Some actions were more difficult to detect than others. Participants struggled to recognize jumping jacks and sitting. This could be because the natural optic flow patterns for these actions are not as unique as others, and are therefore easily confused with other actions. Another possibility is that jumping jacks and sitting may generate optic flow patterns that are more complex than for other actions, rendering them hard to detect. Sitting might have proven difficult because it is typically not a repetitive movement, however our video sample captured it as such (with the actor sitting down and standing up several times). Jumps were detected more accurately than jumping jacks, perhaps due to the relative simplicity of jumping motions. Athletes were more accurate than non-athletes, consistent with our predictions. This is most likely due to their trained eye and a lot of experience with physical activity with extensive focus and awareness of body movements. It is also possible that in the open-ended response type design, athletes were better equipped to report answers within the constraints of the task than non-athletes because of their familiarity with exercise names and types of movement.

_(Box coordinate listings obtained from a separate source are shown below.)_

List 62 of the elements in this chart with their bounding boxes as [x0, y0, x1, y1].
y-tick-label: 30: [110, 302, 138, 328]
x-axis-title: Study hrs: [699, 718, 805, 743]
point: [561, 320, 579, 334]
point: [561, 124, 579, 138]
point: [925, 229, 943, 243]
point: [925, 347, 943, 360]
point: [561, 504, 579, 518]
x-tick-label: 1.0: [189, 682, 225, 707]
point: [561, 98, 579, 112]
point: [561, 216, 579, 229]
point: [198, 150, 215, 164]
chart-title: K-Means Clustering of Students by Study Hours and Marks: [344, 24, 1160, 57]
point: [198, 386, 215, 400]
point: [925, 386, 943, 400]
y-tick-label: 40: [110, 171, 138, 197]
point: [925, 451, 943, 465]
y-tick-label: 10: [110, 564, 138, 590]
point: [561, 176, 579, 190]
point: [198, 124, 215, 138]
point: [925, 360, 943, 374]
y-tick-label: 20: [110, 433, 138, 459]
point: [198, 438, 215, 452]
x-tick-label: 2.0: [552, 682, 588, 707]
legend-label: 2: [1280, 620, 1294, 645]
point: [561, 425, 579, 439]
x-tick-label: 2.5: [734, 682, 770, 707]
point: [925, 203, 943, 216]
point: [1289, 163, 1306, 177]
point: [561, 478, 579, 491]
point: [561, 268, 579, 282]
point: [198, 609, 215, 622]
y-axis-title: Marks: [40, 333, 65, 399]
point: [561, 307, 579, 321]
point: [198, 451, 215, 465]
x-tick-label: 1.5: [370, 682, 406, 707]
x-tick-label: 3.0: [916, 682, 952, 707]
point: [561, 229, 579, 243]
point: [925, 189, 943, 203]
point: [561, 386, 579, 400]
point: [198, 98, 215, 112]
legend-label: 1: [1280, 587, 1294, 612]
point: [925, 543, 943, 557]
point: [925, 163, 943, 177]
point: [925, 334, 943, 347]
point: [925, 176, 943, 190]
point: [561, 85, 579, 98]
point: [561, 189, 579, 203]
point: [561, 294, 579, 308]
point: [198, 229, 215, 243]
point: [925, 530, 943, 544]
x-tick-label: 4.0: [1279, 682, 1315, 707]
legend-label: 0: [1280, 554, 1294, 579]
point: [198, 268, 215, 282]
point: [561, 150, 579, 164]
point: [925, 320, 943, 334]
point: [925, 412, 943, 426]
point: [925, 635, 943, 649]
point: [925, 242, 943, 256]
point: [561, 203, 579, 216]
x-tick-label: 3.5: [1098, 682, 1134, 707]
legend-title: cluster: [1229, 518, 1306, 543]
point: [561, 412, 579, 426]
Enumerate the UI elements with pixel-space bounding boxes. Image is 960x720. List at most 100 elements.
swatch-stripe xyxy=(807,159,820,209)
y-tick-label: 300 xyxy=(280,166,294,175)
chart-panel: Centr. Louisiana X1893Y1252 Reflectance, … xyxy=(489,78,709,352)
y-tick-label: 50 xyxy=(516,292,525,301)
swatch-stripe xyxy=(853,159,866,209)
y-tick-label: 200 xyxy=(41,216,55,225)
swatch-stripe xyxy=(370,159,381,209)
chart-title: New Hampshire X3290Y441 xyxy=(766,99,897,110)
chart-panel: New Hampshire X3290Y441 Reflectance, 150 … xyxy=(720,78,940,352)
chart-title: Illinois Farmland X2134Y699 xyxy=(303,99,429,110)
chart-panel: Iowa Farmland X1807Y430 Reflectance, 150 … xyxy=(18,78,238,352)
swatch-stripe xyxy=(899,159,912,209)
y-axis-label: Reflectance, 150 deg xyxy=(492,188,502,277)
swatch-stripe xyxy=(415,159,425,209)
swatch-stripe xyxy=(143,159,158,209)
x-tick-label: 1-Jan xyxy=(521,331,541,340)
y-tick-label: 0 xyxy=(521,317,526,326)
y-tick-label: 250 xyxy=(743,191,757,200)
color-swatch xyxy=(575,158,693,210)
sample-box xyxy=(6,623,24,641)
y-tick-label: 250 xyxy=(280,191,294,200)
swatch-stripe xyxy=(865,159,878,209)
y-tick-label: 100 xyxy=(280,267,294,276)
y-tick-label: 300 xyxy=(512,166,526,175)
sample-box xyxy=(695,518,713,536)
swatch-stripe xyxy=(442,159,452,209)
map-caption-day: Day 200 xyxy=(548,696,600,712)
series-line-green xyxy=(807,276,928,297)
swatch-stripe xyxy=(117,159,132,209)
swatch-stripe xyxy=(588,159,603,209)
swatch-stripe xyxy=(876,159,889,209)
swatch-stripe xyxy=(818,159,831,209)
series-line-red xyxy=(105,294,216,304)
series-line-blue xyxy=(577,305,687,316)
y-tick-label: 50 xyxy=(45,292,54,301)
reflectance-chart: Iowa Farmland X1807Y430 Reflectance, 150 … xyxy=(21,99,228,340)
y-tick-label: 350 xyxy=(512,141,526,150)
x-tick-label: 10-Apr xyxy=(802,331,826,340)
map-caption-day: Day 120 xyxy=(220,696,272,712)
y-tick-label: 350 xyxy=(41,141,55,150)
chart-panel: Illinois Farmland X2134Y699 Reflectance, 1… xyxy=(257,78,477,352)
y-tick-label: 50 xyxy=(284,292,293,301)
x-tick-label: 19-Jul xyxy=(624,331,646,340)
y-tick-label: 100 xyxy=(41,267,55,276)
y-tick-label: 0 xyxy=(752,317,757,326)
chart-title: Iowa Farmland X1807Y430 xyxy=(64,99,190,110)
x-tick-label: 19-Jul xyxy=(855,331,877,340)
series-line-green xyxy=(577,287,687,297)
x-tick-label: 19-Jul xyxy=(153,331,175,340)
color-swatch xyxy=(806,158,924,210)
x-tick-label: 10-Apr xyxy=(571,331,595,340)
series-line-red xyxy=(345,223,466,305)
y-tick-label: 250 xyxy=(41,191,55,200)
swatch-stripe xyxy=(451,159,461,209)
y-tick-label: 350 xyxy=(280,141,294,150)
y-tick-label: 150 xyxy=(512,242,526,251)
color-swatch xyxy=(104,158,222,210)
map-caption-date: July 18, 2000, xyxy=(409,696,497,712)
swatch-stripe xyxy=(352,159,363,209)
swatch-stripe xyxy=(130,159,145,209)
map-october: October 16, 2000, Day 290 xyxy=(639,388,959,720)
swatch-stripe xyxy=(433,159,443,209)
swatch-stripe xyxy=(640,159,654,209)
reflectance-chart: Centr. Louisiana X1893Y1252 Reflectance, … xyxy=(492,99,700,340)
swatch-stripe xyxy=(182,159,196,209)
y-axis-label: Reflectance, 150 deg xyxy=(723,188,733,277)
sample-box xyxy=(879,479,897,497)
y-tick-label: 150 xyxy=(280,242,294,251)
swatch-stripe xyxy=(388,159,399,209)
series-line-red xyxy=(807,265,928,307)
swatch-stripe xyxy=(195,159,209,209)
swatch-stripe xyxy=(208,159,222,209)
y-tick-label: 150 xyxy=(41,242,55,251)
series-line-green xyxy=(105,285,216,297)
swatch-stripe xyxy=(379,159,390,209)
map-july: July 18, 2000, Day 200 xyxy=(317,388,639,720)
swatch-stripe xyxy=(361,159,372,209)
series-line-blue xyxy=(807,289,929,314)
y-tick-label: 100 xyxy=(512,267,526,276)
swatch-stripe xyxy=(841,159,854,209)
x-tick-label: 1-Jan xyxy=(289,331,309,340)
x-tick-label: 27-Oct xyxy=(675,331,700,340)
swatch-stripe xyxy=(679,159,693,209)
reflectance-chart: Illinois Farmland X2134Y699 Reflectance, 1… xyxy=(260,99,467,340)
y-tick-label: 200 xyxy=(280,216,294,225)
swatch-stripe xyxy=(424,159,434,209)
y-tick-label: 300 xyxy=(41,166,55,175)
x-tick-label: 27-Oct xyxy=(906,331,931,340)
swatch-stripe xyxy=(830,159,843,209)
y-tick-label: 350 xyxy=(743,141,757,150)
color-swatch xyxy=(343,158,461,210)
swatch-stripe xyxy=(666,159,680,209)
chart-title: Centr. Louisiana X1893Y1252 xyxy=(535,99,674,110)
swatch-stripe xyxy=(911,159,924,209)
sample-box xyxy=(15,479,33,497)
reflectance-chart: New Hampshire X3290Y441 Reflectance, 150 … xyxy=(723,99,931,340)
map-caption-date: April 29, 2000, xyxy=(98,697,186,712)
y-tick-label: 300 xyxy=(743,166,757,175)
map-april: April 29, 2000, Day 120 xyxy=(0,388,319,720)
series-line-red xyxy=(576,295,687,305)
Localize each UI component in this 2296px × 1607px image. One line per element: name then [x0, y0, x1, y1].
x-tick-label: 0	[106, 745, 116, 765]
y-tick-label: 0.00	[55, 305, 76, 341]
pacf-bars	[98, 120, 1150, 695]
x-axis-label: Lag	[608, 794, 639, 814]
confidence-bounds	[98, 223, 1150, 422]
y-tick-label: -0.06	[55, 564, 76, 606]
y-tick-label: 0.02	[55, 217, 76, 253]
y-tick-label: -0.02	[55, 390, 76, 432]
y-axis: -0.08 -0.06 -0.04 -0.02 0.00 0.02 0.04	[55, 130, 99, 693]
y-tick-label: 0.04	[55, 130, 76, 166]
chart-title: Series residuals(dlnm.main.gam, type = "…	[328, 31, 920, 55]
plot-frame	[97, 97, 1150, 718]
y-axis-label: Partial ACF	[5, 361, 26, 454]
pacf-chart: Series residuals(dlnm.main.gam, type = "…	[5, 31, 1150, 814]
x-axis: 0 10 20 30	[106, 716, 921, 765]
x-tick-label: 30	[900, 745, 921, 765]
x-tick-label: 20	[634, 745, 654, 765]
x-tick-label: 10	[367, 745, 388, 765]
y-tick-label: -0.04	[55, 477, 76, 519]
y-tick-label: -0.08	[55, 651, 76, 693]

Response times for the sitting activity were the longest of all actions. This is consistent with the difficulty in detecting sitting action and shows that perhaps it was not the optimal choice for this task due to it not being a cyclical action. There were no differences in the speed of responding between athletes and non-athletes, contrary to our prediction. This may have been because participants were not prompted in any way to respond as quickly as possible.

We also must consider the limits of the open-ended response method, which was utilized to increase the external validity of the task. At the same time, the open-ended nature of task invited a variety of responses, which decreased experimental control and resulted in low internal validity. The absence of clear differences between groups and activities may have been the result of passive responses (lack of inherent motivation to answer accurately), variations in participants’ typing speeds, and uncertainty about the exact labels for the various categories of activities. In some cases, participants were able to report the general movement but did not give a concise enough response to be considered correct (e.g., “up and down,” “moving forward”). In the second experiment we chose to use a forced choice response paradigm to reduce variability due to the open-ended responses. We predicted that the forced choice paradigm would make the task easier and result in less variable responses.

Experiment 2

The second experiment was conducted to refine and verify the results of Experiment 1. Participants were asked to determine the action presented in the first-person videos by means of a forced-choice task.